Across the country, the telephones are ringing, inviting you to lift the receiver and listen to the subliminal music, if only for a few puzzled seconds before you hang up on us.
We're the ghosts now, and we're still on the line.
In 1990 I met the writer Paul McAuley, by then a novelist with two books to his credit, who had also written some of my favourite stories to appear in Interzone. Paul was very definitely the first 'proper writer' I had ever encountered, and the fact that he was lecturing in the small Scottish university town of St Andrews while I was studying there - let alone that we lived within walking distance of each other - still strikes me as a very fortunate, not to say life-changing coincidence. Quite a few years later, Paul helped in getting my first novel to the attention of the editor who eventually bought it.
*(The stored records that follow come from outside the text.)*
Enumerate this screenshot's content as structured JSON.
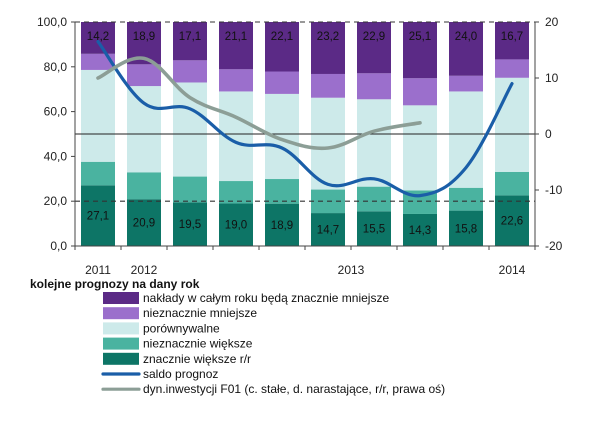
{
  "chart_data": {
    "type": "bar",
    "stacked": true,
    "categories": [
      "2011",
      "2012a",
      "2012b",
      "2012c",
      "2012d",
      "2013a",
      "2013b",
      "2013c",
      "2013d",
      "2014"
    ],
    "x_tick_labels": [
      {
        "index": 0,
        "label": "2011"
      },
      {
        "index": 1,
        "label": "2012"
      },
      {
        "index": 5.5,
        "label": "2013"
      },
      {
        "index": 9,
        "label": "2014"
      }
    ],
    "y_left": {
      "ticks": [
        "0,0",
        "20,0",
        "40,0",
        "60,0",
        "80,0",
        "100,0"
      ],
      "ylim": [
        0,
        100
      ]
    },
    "y_right": {
      "ticks": [
        "-20",
        "-10",
        "0",
        "10",
        "20"
      ],
      "ylim": [
        -20,
        20
      ]
    },
    "grid": "horizontal dashed at 20 and 100, solid at 50 (right-axis zero)",
    "legend": {
      "title": "kolejne prognozy na dany rok",
      "placement": "bottom",
      "entries": [
        {
          "label": "nakłady w całym roku będą znacznie mniejsze",
          "color": "#5b2a86",
          "kind": "box"
        },
        {
          "label": "nieznacznie mniejsze",
          "color": "#9b6fcc",
          "kind": "box"
        },
        {
          "label": "porównywalne",
          "color": "#cdeaea",
          "kind": "box"
        },
        {
          "label": "nieznacznie większe",
          "color": "#4ab3a0",
          "kind": "box"
        },
        {
          "label": "znacznie większe r/r",
          "color": "#0d7566",
          "kind": "box"
        },
        {
          "label": "saldo prognoz",
          "color": "#1a5ea8",
          "kind": "line"
        },
        {
          "label": "dyn.inwestycji F01 (c. stałe, d. narastające, r/r, prawa oś)",
          "color": "#8c9e96",
          "kind": "line"
        }
      ]
    },
    "series": [
      {
        "name": "znacznie większe r/r",
        "color": "#0d7566",
        "values": [
          27.1,
          20.9,
          19.5,
          19.0,
          18.9,
          14.7,
          15.5,
          14.3,
          15.8,
          22.6
        ],
        "labels": [
          "27,1",
          "20,9",
          "19,5",
          "19,0",
          "18,9",
          "14,7",
          "15,5",
          "14,3",
          "15,8",
          "22,6"
        ]
      },
      {
        "name": "nieznacznie większe",
        "color": "#4ab3a0",
        "values": [
          10.5,
          12.0,
          11.5,
          10.0,
          11.0,
          10.5,
          11.0,
          10.5,
          10.2,
          10.5
        ]
      },
      {
        "name": "porównywalne",
        "color": "#cdeaea",
        "values": [
          41.0,
          38.5,
          42.0,
          40.0,
          38.0,
          41.0,
          39.0,
          38.0,
          43.0,
          42.0
        ]
      },
      {
        "name": "nieznacznie mniejsze",
        "color": "#9b6fcc",
        "values": [
          7.2,
          9.7,
          9.9,
          9.9,
          10.0,
          10.6,
          11.6,
          12.1,
          7.0,
          8.2
        ]
      },
      {
        "name": "nakłady w całym roku będą znacznie mniejsze",
        "color": "#5b2a86",
        "values": [
          14.2,
          18.9,
          17.1,
          21.1,
          22.1,
          23.2,
          22.9,
          25.1,
          24.0,
          16.7
        ],
        "labels": [
          "14,2",
          "18,9",
          "17,1",
          "21,1",
          "22,1",
          "23,2",
          "22,9",
          "25,1",
          "24,0",
          "16,7"
        ]
      }
    ],
    "lines": [
      {
        "name": "saldo prognoz",
        "axis": "right",
        "color": "#1a5ea8",
        "smooth": true,
        "points": [
          [
            0,
            16.5
          ],
          [
            1,
            5.5
          ],
          [
            2,
            4.5
          ],
          [
            3,
            -1.5
          ],
          [
            4,
            -2.5
          ],
          [
            5,
            -9.0
          ],
          [
            6,
            -8.0
          ],
          [
            7,
            -11.0
          ],
          [
            8,
            -6.0
          ],
          [
            9,
            9.0
          ]
        ]
      },
      {
        "name": "dyn.inwestycji F01 (c. stałe, d. narastające, r/r, prawa oś)",
        "axis": "right",
        "color": "#8c9e96",
        "smooth": true,
        "points": [
          [
            0,
            10.0
          ],
          [
            1,
            13.5
          ],
          [
            2,
            6.5
          ],
          [
            3,
            3.0
          ],
          [
            4,
            -1.0
          ],
          [
            5,
            -2.5
          ],
          [
            6,
            0.5
          ],
          [
            7,
            2.0
          ]
        ]
      }
    ]
  }
}
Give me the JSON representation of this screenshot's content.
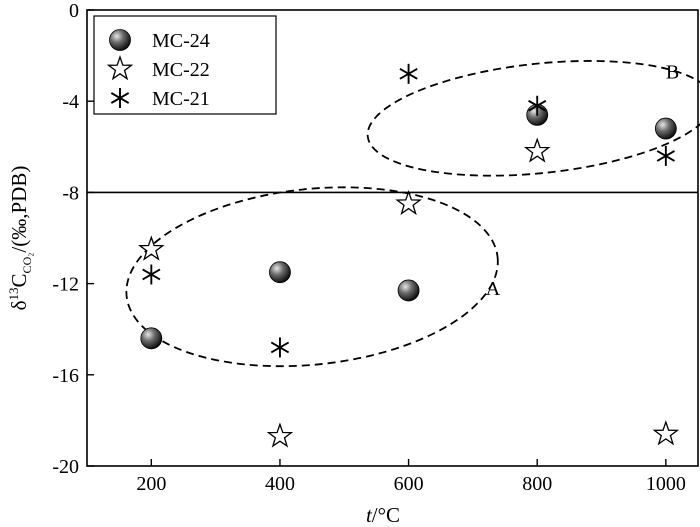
{
  "chart_data": {
    "type": "scatter",
    "xlabel_var": "t",
    "xlabel_unit": "/°C",
    "ylabel": {
      "prefix": "δ",
      "sup": "13",
      "main": "C",
      "sub": "CO₂",
      "suffix": "/(‰,PDB)"
    },
    "xlim": [
      100,
      1050
    ],
    "ylim": [
      -20,
      0
    ],
    "xticks": [
      200,
      400,
      600,
      800,
      1000
    ],
    "yticks": [
      0,
      -4,
      -8,
      -12,
      -16,
      -20
    ],
    "grid": false,
    "legend_position": "top-left",
    "reference_line_y": -8,
    "series": [
      {
        "name": "MC-24",
        "marker": "sphere",
        "points": [
          [
            200,
            -14.4
          ],
          [
            400,
            -11.5
          ],
          [
            600,
            -12.3
          ],
          [
            800,
            -4.6
          ],
          [
            1000,
            -5.2
          ]
        ]
      },
      {
        "name": "MC-22",
        "marker": "star",
        "points": [
          [
            200,
            -10.5
          ],
          [
            400,
            -18.7
          ],
          [
            600,
            -8.5
          ],
          [
            800,
            -6.2
          ],
          [
            1000,
            -18.6
          ]
        ]
      },
      {
        "name": "MC-21",
        "marker": "asterisk",
        "points": [
          [
            200,
            -11.6
          ],
          [
            400,
            -14.8
          ],
          [
            600,
            -2.8
          ],
          [
            800,
            -4.2
          ],
          [
            1000,
            -6.4
          ]
        ]
      }
    ],
    "regions": [
      {
        "label": "A",
        "cx": 450,
        "cy": -11.7,
        "rx": 290,
        "ry": 3.85,
        "label_x": 720,
        "label_y": -12.5
      },
      {
        "label": "B",
        "cx": 805,
        "cy": -4.75,
        "rx": 270,
        "ry": 2.4,
        "label_x": 1000,
        "label_y": -3.0
      }
    ]
  }
}
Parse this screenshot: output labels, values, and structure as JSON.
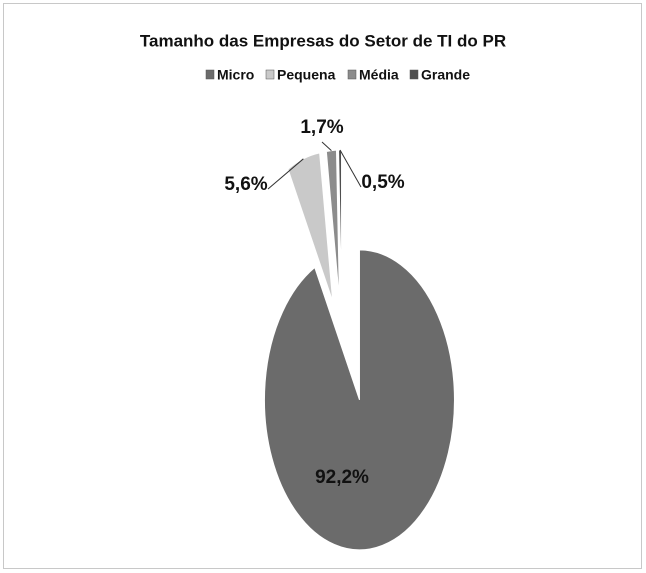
{
  "chart_data": {
    "type": "pie",
    "title": "Tamanho das Empresas do Setor de TI do PR",
    "categories": [
      "Micro",
      "Pequena",
      "Média",
      "Grande"
    ],
    "values": [
      92.2,
      5.6,
      1.7,
      0.5
    ],
    "value_labels": [
      "92,2%",
      "5,6%",
      "1,7%",
      "0,5%"
    ],
    "colors": [
      "#6b6b6b",
      "#c9c9c9",
      "#8c8c8c",
      "#4f4f4f"
    ],
    "legend": "top"
  }
}
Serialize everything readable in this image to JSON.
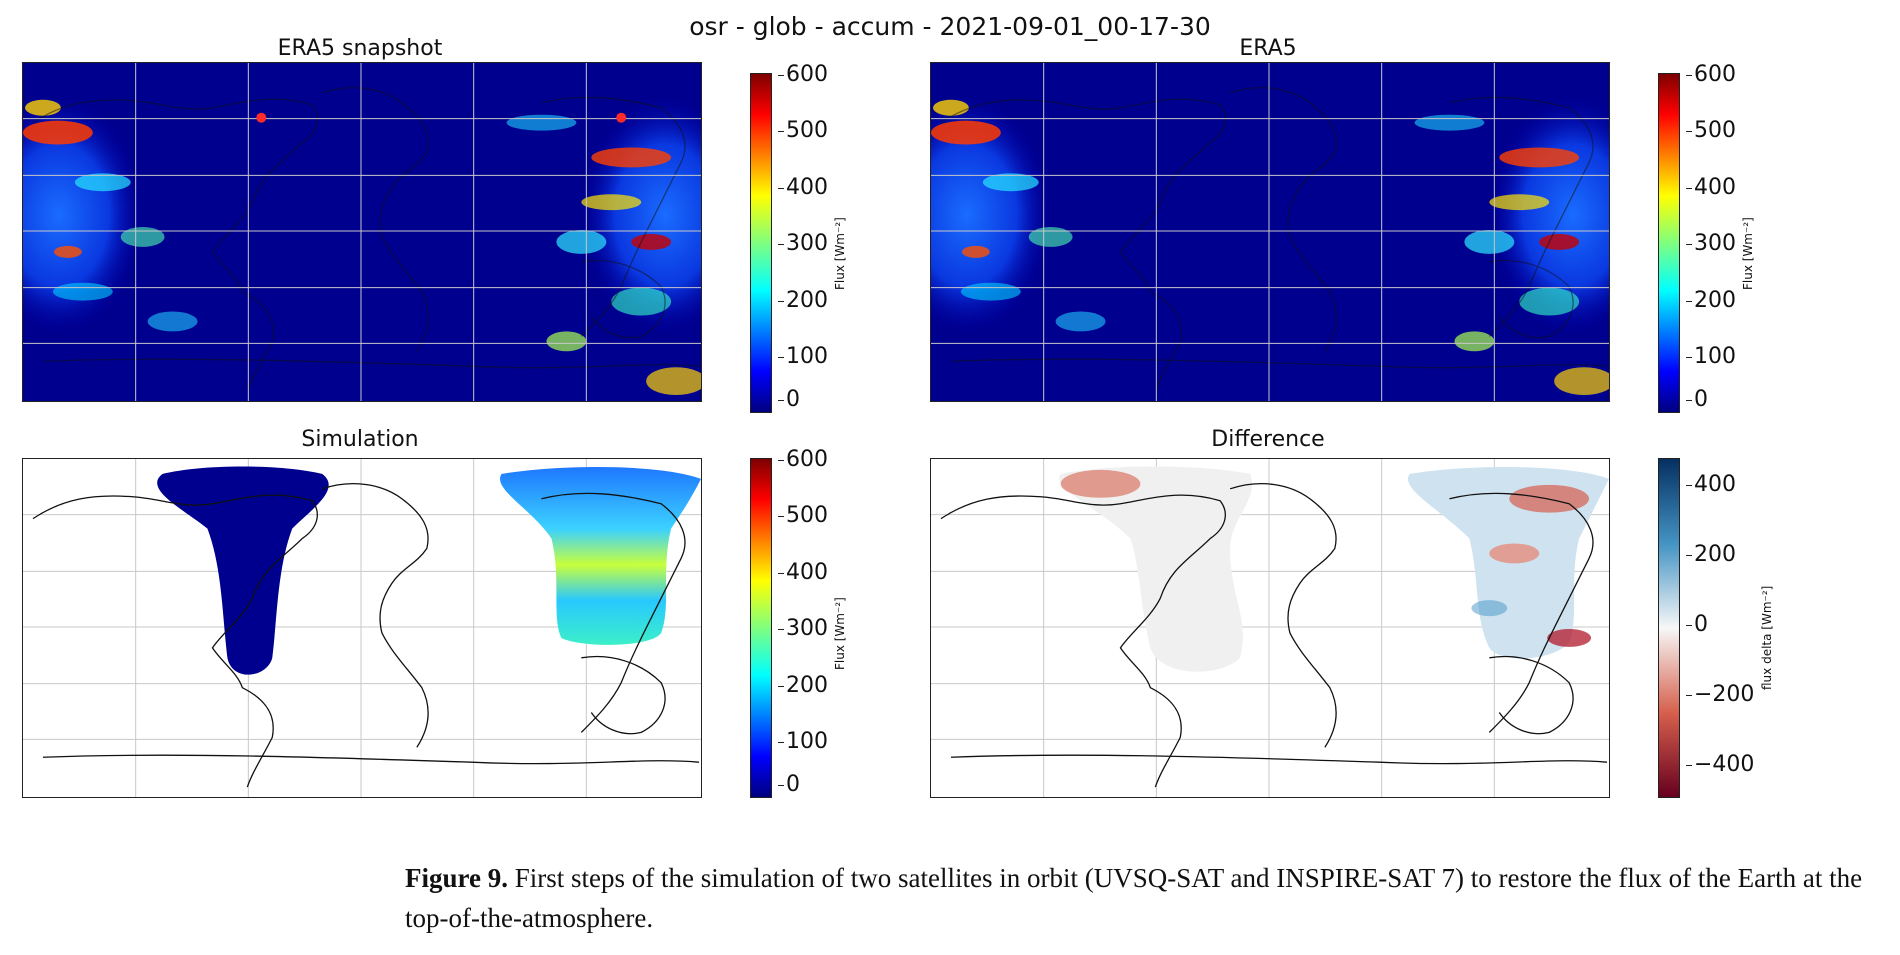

Now, I might have eventually sold my book anyway (who knows?), but not necessarily. I can think of many good writers who, for one reason or another, haven't ever made the transition to writing novels. Not that there's anything wrong with that, but I damned well wanted to write books, and I think Paul played a part in making that happen. Not, of course, that he's in any way to blame, either.